We concentrate on the case shown in Fig. 2, which has jsp = 1 and p0 = 1. The final state is achieved after more than 300 fast magnetosonic crossing times. The magnetic field configuration at the end of the simulation is shown in Fig. 3. Owing to the line-tied boundaries, and the restriction of an ideal evolution, the field cannot dissipate the original twist. Instead, the relaxation appears to concentrate it onto the portions of field lines that are about the spine, above and below the null.

As can be seen in Fig. 3b, the field lines expand radially from the null and then bend slightly as they reach the boundaries of the domain. This bending is a consequence of the fact that the magnetic field lines are line-tied in a way that is not axisymmetric. In Sect. 4.3, we consider a 2.5D approximation assuming cylindrical symmetry in a region close to the null point.

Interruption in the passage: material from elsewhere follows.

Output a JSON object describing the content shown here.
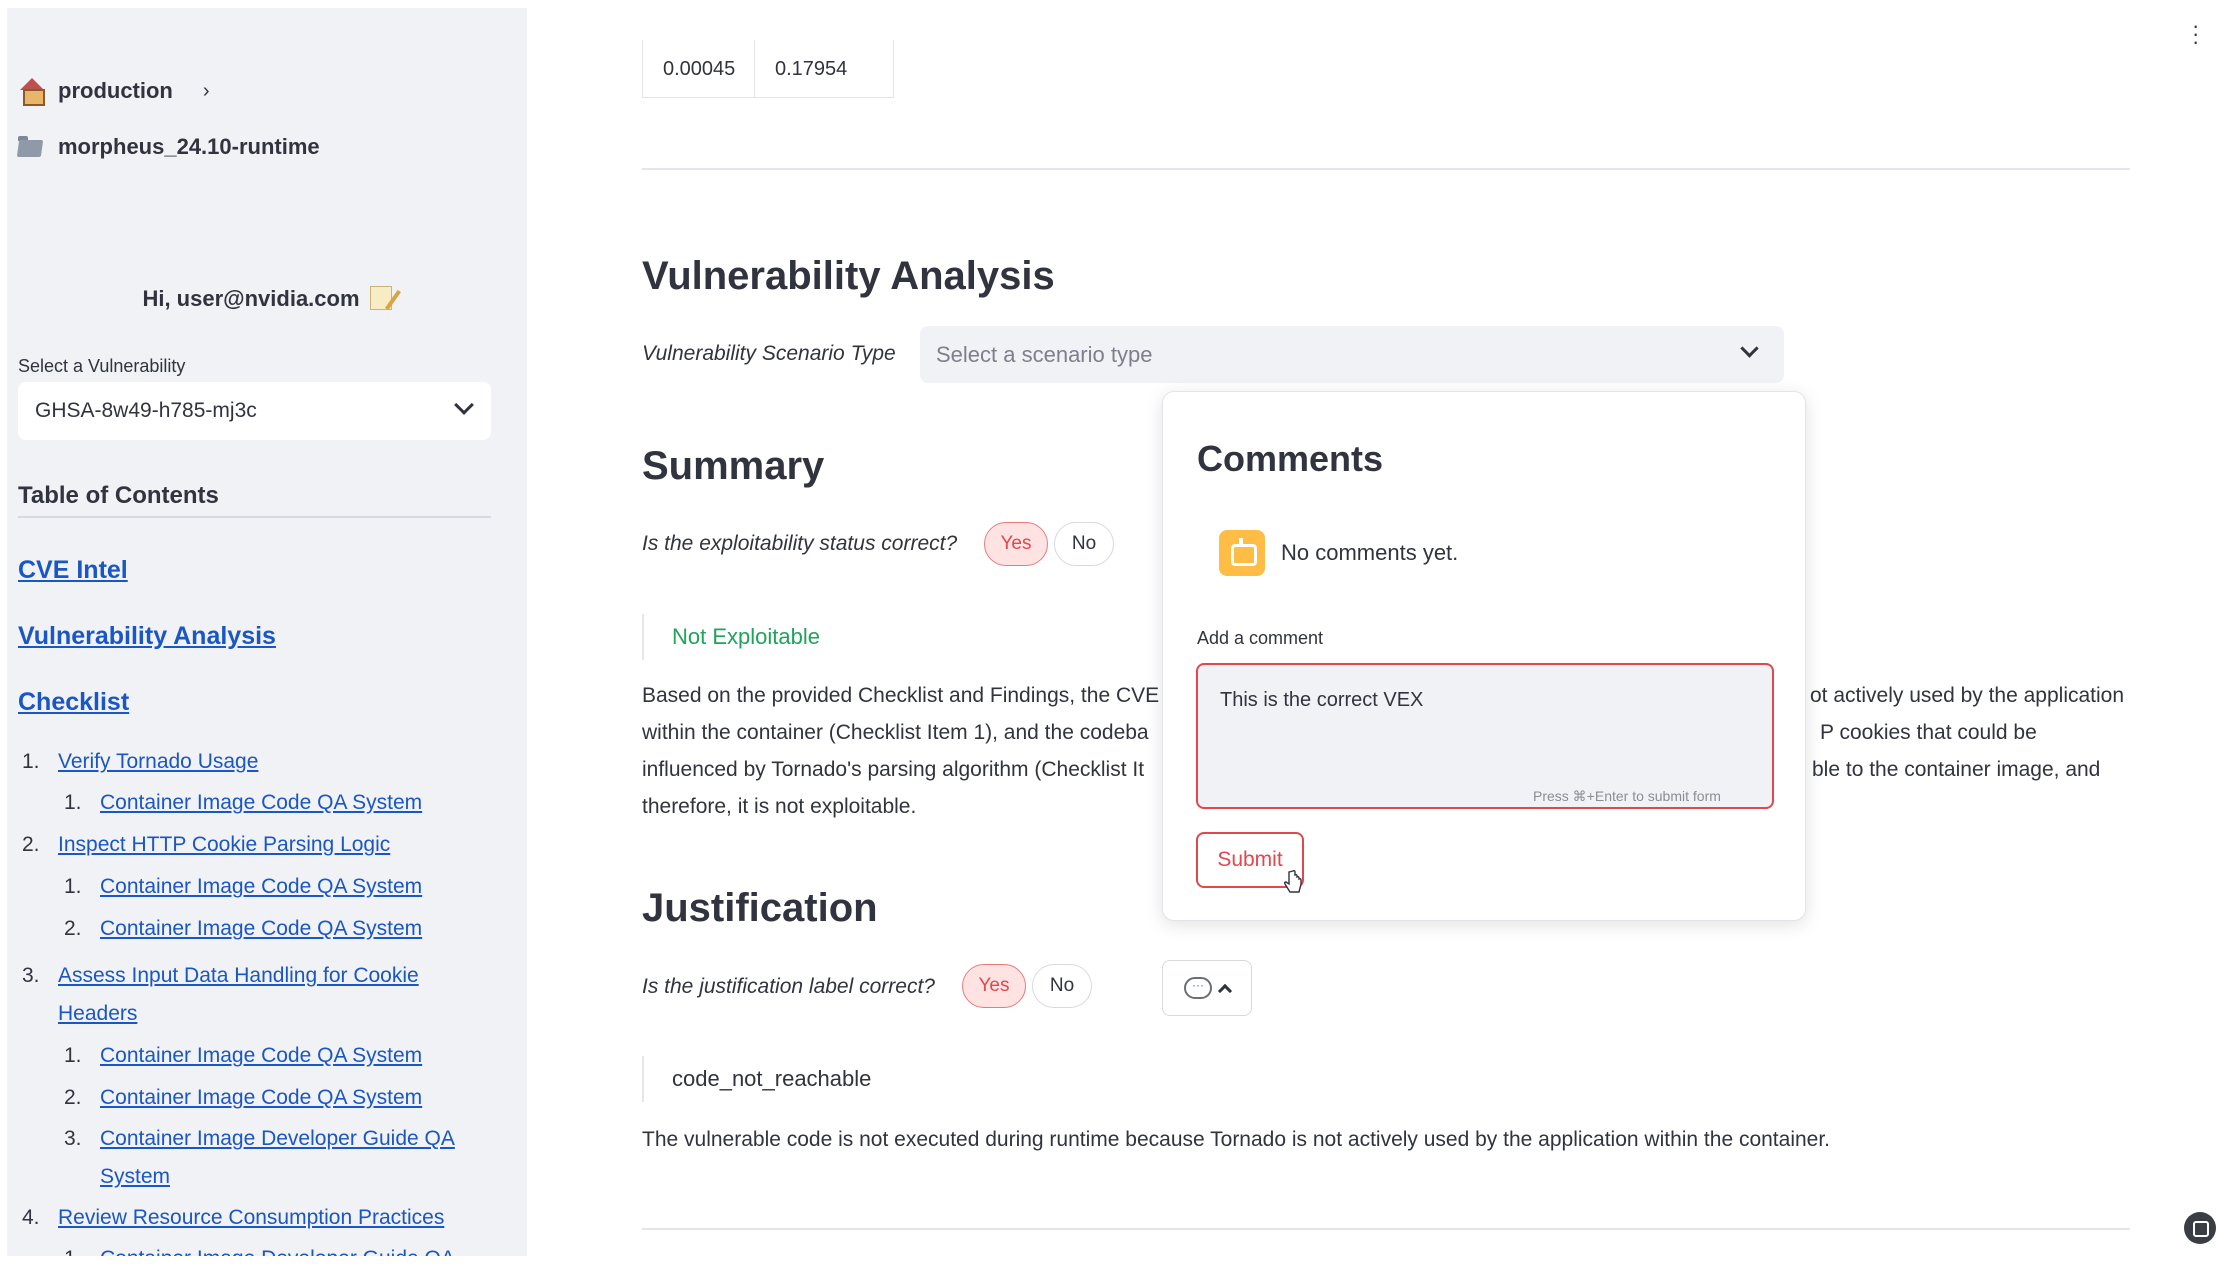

The total energy of the evolution is checked and is found to be conserved throughout the relaxation to within an error of 0.03%. This conservation of energy demonstrates that undesirable effects, such as numerical diffusion, do not play a significant role in the relaxation. By the end of the experiment, only 1% of the initial magnetic energy has been transferred into internal energy of the plasma, due to viscous damping. At this point, the velocities are effectively zero in the whole domain.

thumbnail Fig. 5

Contour plots of the final equilibrium current density vector for a vertical cross section in the x = 0 plane, for the same experiment as in Fig. 2. The current has been split into two components: a) parallel and b) perpendicular to the magnetic field.

To establish the nature of the final equilibrium, we evaluated the forces at the end of the relaxation. Figure 4 shows the different forces, namely, the Lorentz force, the pressure force and the total force (the sum of the two) in the final equilibrium state. The system is only force-free locally close to the null (where it is effectively potential) and along the spine line. Everywhere else, non-zero Lorentz forces are balanced by non-zero pressure gradients in a non-force-free equilibrium. This is the result of both the closed boundary conditions, which do not allow magnetic flux to be transferred through the boundaries, and the full MHD relaxation, which allows the different forces to balance each other. Note that the Lorentz force is such that, if the field lines were free to move at the boundaries, they would untwist, expelling their free magnetic energy and helicity out of the system, hence, achieving a potential state.

Around the axis of the spine, away from the null, a non-force-free envelope has formed (Figs. 4a and b). These regions become larger and move further apart as we move away from the null. Also, regions of non-force-freeness appear about the plane of the fan, away from the null. Only small residual forces remain on the fan close to the boundaries (Fig. 4c).

A non-force-free equilibrium implies an inhomogeneous distribution of the current and the plasma pressure. The final distributions of electric current density, parallel and perpendicular to the magnetic field, are shown in Fig. 5. These two components account for the force-free and the non-force-free contributions to the final equilibrium, respectively. The parallel component (Fig. 5a) is one order of magnitude larger than the perpendicular component (Fig. 5b), indicating that the equilibrium is not far from a force-free state.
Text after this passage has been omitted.